Teuerung: Inflationäre Fehlentscheidungen

Eine volle Einkaufstüte. Davor hält eine Person eine Geldtasche in der Hand sowie einen 100-Euro-Schein. Symbolbild für die Teuerung.
Wenn der Lebensmitteleinkauf zum Luxus wird: Österreichs Preise sind im letzten Jahr in die Höhe geschnellt. Höhere Löhne können dem Einhalt bieten. | © Adobestock/Superingo
Während die grassierende Teuerung von der Regierung „scharf beobachtet“ wird, wächst die Zahl der Inflations-Verlierer:innen stetig an. Das beste Mittel dagegen wären faire Löhne. So lässt sich auch die milde Rezession beenden.

Wenn schon nicht in den Taschen der Beschäftigten, dann muss es doch irgendwo anders sein, das Geld – auch in Zeiten enormer Teuerung. Tatsächlich gibt es eine breite Palette an Gewinner:innen in der Inflation. Die Mehrheit der Bevölkerung gehört allerdings nicht dazu. Genau das könnte zu einem großen Problem für den Wirtschaftsstandort Österreich werden. Denn der steuert gerade in eine milde Rezession, die sich zu einer veritablen Wirtschaftskrise auswachsen könnte, wenn die Zahl der Verlierer:innen nicht sinkt – zum Beispiel durch faire Lohnabschlüsse.

Das Geld ging ins Ausland

Der Frankfurter Kaufmann und Bankier Mayer Amschel Rothschild (1744–1812) ist so etwas wie der Oscar Wilde für Neoliberale. Ihm wird eine Reihe spitzer Zitate zugeschrieben, darunter der Klassiker „Ihr Geld ist nicht weg, mein Freund, es ist nur woanders“. Zu Beginn der Inflationskrise war leicht zu erkennen, wohin das Geld ging. „Anfangs trieb eine Verteuerung der Importpreise die Inflation – Energie wurde massiv teurer“, erklärt David Mum, Ökonom und in der Bundesgeschäftsführung der Gewerkschaft GPA. Das Geld ging also ins Ausland.

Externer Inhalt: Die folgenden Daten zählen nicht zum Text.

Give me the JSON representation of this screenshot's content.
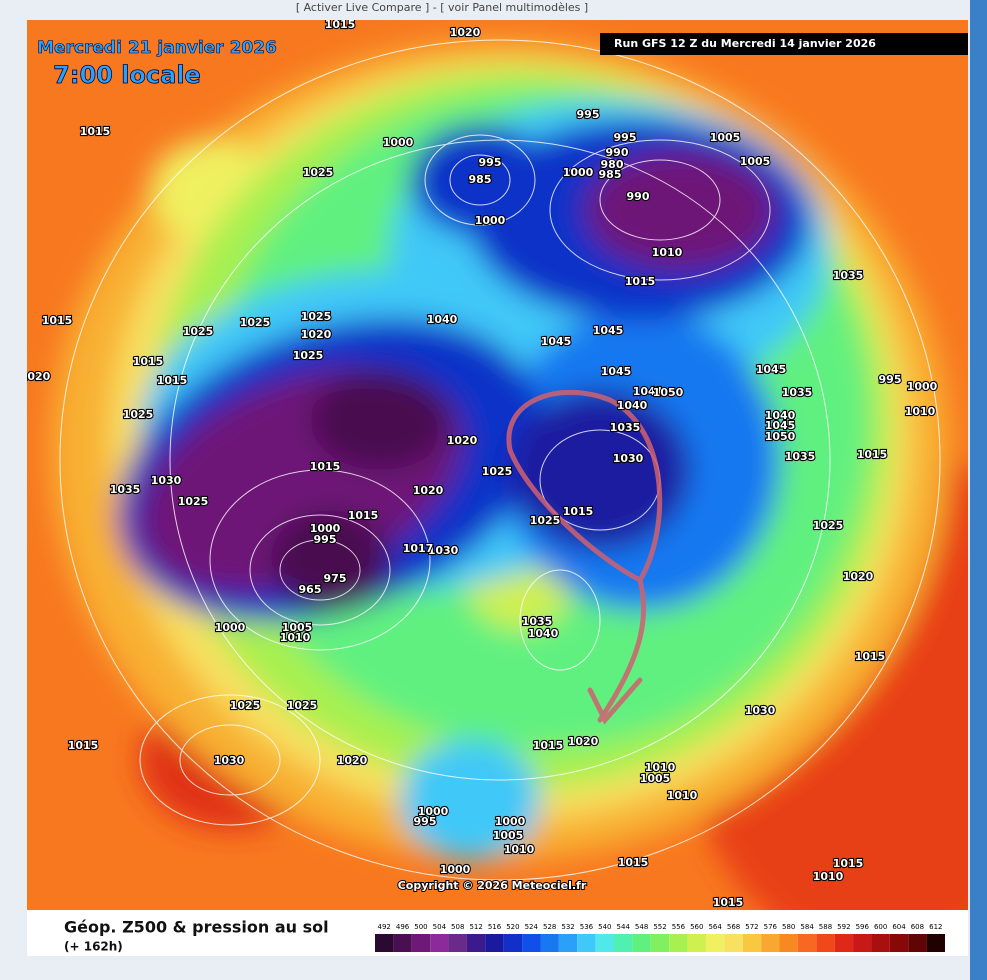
{
  "header": {
    "links": "[ Activer Live Compare ] - [ voir Panel multimodèles ]"
  },
  "map": {
    "date": "Mercredi 21 janvier 2026",
    "time": "7:00 locale",
    "run": "Run GFS 12 Z du Mercredi 14 janvier 2026",
    "copyright": "Copyright © 2026 Meteociel.fr",
    "pressure_labels": [
      1015,
      1020,
      1015,
      1025,
      1000,
      995,
      985,
      1000,
      995,
      995,
      990,
      980,
      985,
      1000,
      990,
      1005,
      1005,
      1010,
      1015,
      1035,
      1015,
      1025,
      1025,
      1025,
      1020,
      1040,
      1045,
      1045,
      1025,
      1015,
      1015,
      1045,
      1045,
      1035,
      995,
      1000,
      1010,
      1041,
      1050,
      1040,
      1040,
      1045,
      1050,
      1035,
      1025,
      1020,
      1030,
      1035,
      1015,
      1015,
      1025,
      1030,
      1020,
      1035,
      1025,
      1015,
      1015,
      1025,
      1000,
      995,
      1025,
      1030,
      1017,
      975,
      965,
      1020,
      1000,
      1005,
      1010,
      1035,
      1040,
      1015,
      1025,
      1025,
      1030,
      1015,
      1030,
      1020,
      1015,
      1020,
      1010,
      1005,
      1010,
      1000,
      995,
      1000,
      1005,
      1010,
      1015,
      1000,
      1015,
      1010,
      1015,
      1020
    ]
  },
  "footer": {
    "title": "Géop. Z500 & pression au sol",
    "lead": "(+ 162h)",
    "scale": {
      "labels": [
        492,
        496,
        500,
        504,
        508,
        512,
        516,
        520,
        524,
        528,
        532,
        536,
        540,
        544,
        548,
        552,
        556,
        560,
        564,
        568,
        572,
        576,
        580,
        584,
        588,
        592,
        596,
        600,
        604,
        608,
        612
      ],
      "colors": [
        "#2a0a30",
        "#4a0f50",
        "#6e1878",
        "#8c2a9c",
        "#6a2a8a",
        "#3a1a8c",
        "#1a1aa0",
        "#1030c8",
        "#1050e8",
        "#1878f0",
        "#2aa0f8",
        "#40c8f8",
        "#50e8e8",
        "#50f0b0",
        "#60f080",
        "#80f060",
        "#a8f050",
        "#d0f050",
        "#f0f060",
        "#f8e060",
        "#f8c840",
        "#f8a830",
        "#f88820",
        "#f86820",
        "#f04818",
        "#e02818",
        "#c81818",
        "#a81010",
        "#880808",
        "#600404",
        "#200000"
      ]
    }
  }
}
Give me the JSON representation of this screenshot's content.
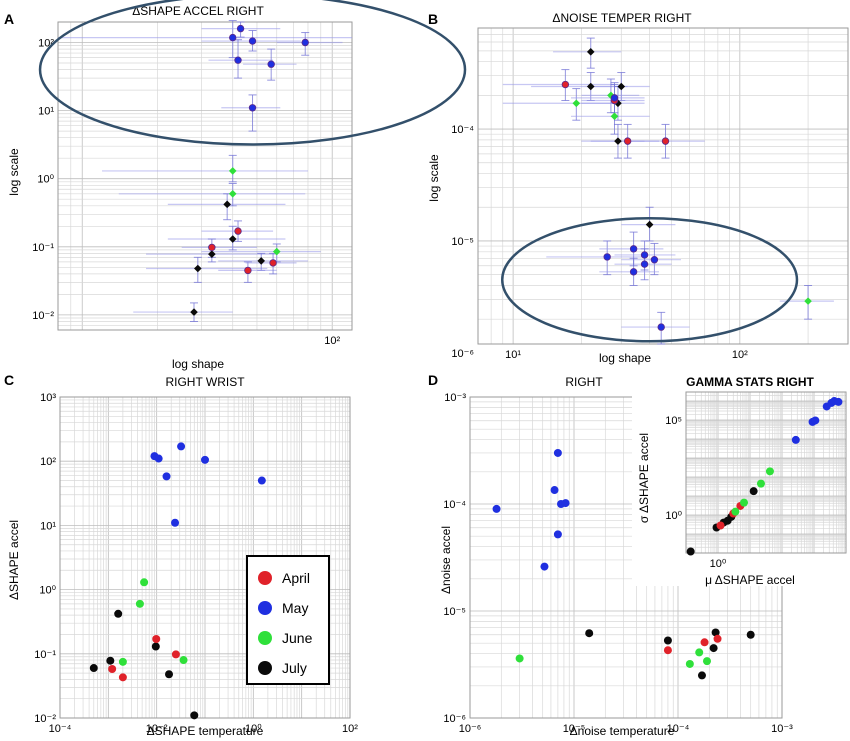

Doch so einfach blieb es nicht, weiß Mum. „Weil die Regierung nur zugeschaut, nicht in die Preispolitik eingegriffen und vor allem auf Einmalzahlungen gesetzt hat, hat sich die Inflation durch die gesamte Preiswirtschaft gefressen.“ Strom, Gas und Benzin benötigt jedes Unternehmen und machten damit alles teurer: Lebensmittel und Dienstleistungen, Papier und der Restaurantbesuch. Da in Österreich viele Mieten an die Inflation gekoppelt sind, erhöhten die Immobilienbesitzer:innen auch gleich noch die Mieten.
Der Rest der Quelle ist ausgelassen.